Snowflake works with a per-use pricing framework and when there is no usage, it offers the possibility to suspend the warehouse if it is inactive for a specific period (1 minute by default). Auto-suspend ensures that you do not leave a warehouse running and consuming credits when there are no incoming queries. On the other side, suspending the warehouse drops the existing cache layers, which make queries faster. So in our use case, having the warehouse active means faster queries, while when there is no prior activity, the first queries are relatively slower.

Given the Snowflake pricing methodology, one of our recommendations would be to analyze users’ access habits (access rush hour & access frequency) before setting up the auto-suspension. This is what we did to better assess when the user experience needs to be kept at a certain level of satisfaction.

4. Where do we stand now after the migration?

Now if we look back again at our three pain points: dashboard performance, scalability, and data operations, what are the achievements after the migration?

Photo by krakenimages on Unsplash

✅ One of the most obvious results is that the average load time when opening a dashboard was cut in half for all of our customers and even more noticeably for large-scale customers. This indeed contributes a lot to customer satisfaction and enhances user stickiness to our data product.

Dashboard average loading time evolution

✅ The mastery of various properties of the data warehouse and the significant improvement in the performance for large-scale customers are also strong proof of our scalability with the expansion of the company with more clients, more data, more use cases, and more complex analytics.

✅ By establishing dedicated data warehouses with the customized configurations according to different use cases, we won’t be trapped by the disturbance between use cases, because the data loading processes are all independent. In other words, we can freely work with production data without compromising any key feature on the platform.
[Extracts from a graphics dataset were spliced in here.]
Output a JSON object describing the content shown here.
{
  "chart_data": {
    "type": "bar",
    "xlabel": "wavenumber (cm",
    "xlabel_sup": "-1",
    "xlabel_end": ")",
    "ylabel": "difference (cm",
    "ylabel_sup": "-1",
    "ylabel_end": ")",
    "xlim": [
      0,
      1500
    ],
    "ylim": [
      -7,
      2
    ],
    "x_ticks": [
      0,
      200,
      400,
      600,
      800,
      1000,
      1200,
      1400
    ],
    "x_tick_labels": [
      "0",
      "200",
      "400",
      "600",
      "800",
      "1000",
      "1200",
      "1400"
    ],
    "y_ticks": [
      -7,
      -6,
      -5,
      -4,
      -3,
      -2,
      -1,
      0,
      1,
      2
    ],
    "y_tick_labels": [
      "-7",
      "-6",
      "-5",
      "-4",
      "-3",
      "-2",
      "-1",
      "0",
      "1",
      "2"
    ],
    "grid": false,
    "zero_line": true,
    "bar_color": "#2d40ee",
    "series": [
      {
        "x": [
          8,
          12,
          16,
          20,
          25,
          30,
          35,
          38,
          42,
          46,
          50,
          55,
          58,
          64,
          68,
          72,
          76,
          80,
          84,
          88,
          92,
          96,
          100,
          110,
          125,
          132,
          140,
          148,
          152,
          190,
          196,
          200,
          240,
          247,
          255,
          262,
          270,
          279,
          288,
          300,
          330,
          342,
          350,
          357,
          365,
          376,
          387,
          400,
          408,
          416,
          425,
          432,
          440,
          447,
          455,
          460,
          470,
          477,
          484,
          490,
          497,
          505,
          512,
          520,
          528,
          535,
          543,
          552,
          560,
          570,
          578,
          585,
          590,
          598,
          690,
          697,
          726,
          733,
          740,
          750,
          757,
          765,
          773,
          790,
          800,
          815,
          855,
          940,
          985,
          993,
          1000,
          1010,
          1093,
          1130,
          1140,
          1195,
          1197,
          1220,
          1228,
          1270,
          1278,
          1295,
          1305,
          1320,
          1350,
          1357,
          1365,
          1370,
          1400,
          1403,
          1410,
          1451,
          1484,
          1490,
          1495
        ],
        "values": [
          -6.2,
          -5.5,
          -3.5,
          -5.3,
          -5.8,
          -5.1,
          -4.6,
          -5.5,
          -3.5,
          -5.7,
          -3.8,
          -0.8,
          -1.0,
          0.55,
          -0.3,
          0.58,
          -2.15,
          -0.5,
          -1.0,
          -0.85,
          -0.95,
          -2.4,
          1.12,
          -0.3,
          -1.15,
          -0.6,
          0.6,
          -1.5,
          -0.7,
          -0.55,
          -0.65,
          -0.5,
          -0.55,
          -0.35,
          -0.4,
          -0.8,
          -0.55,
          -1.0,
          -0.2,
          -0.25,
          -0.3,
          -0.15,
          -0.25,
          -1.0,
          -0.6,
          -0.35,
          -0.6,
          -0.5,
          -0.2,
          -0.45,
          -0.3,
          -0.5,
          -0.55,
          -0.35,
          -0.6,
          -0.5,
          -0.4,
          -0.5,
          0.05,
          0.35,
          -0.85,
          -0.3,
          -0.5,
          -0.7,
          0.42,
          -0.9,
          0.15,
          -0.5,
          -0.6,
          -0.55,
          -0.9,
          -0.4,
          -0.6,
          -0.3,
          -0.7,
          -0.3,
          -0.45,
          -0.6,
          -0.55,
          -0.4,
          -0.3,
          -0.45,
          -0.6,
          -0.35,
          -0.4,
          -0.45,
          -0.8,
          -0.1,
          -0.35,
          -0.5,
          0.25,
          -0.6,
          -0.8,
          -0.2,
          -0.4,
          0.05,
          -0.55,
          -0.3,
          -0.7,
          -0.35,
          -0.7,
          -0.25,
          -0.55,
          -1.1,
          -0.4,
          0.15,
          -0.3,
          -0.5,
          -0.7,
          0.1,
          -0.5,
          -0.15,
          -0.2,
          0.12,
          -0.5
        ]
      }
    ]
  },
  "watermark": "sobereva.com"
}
📝 After a thorough phase of investigation and testing, we have confirmed that a data warehouse from the new generation with an agile and efficient analytics infrastructure is able to give businesses a competitive advantage and provide customers with fast and easy access to business intelligence, while seamlessly scaling to meet growing demands. At the same time, we also need to keep in mind that there are some limitations of the current pay-per-use model which require extra care. As of now, we are continuously tracking the performance of the dashboards and the cost spent on Snowflake with our internal monitoring tool to keep delivering data products in an efficient, safe and convenient way.

--

--